The crisis in the Mediterranean is and must be seen as a humanitarian one. Fundamentally, everyone who is in trouble at sea must be rescued according to existing international law. The decision to save someone’s life at sea should never be determined by their nationality, visa or immigration status.
Therefore, Migrant Voice believes that re-establishing a functional search and rescue operation is a moral obligation at Europe’s front door.
It is beyond reason to claim that people fleeing war such as the one in Syria, come to Europe because they know there is a rescue boat, and that if there isn’t a rescue boat they will not come. Rescuing people at sea is not a pull factor. Our members tell us that they know the risk and they are prepared to take it as it is their only option – there is no alternative.
Looking at the countries of origins for migrants crossing the Mediterranean, such as Syria, Eritrea, Somalia, South Sudan, it is very clear that those embarking on the dangerous journey are people fleeing war, conflicts and persecution. European countries are signatories of the United Nation’s Convention on the protection of refugees 1951, therefore under legal obligation to offer protection, and individuals are legally entitled to leave their countries and seek sanctuary.
It is very worrying not to hear the UN Convention mentioned by politicians while responding to the recent crisis, but rather focusing on strengthening the borders, combating trafficking and sending people back to countries with dubious human rights records.
Destroying the boats is not the answer; providing legal routes is the only way to put unscrupulous traffickers out of business.
Re-establishing functional search and rescue and providing legal routes should form the immediate response and action for both the UK and the EU. A longer term plan to bring the international community together to address wars, conflicts, extreme poverty and issues forcing people to flee their countries, should follow.

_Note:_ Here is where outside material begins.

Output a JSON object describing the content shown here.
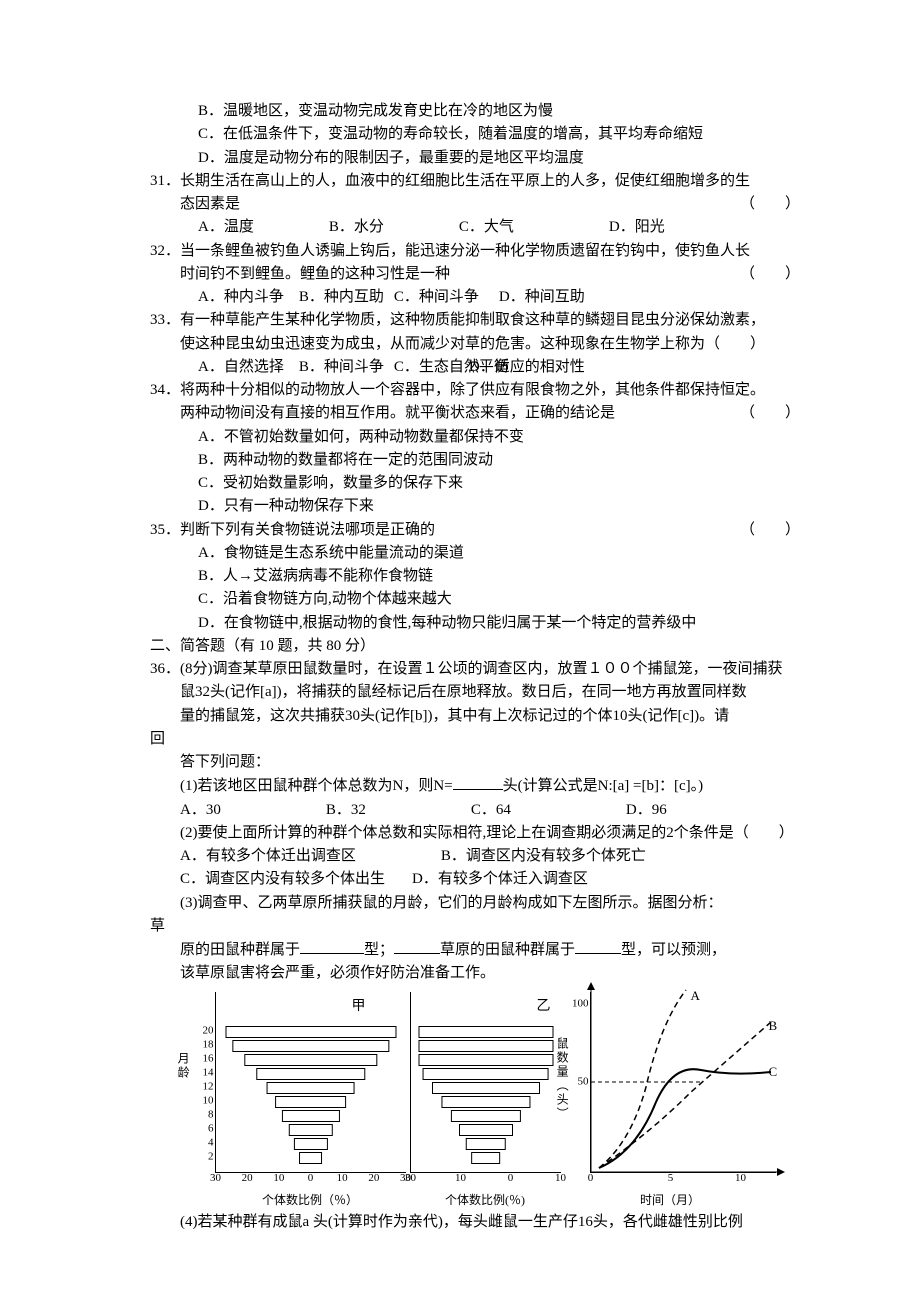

Europe can no longer ignore troubles in neighbouring countries and continents.
This is a European wide issue. We need a greater European solidarity to better share the responsibility for the immediate rescuing and supporting of the migrants on Europe’s doorstep.
This issue is not about economics and what benefits those people might or might not bring to Europe; this is about human beings in distress and we as human beings responding to fellow human beings in distress.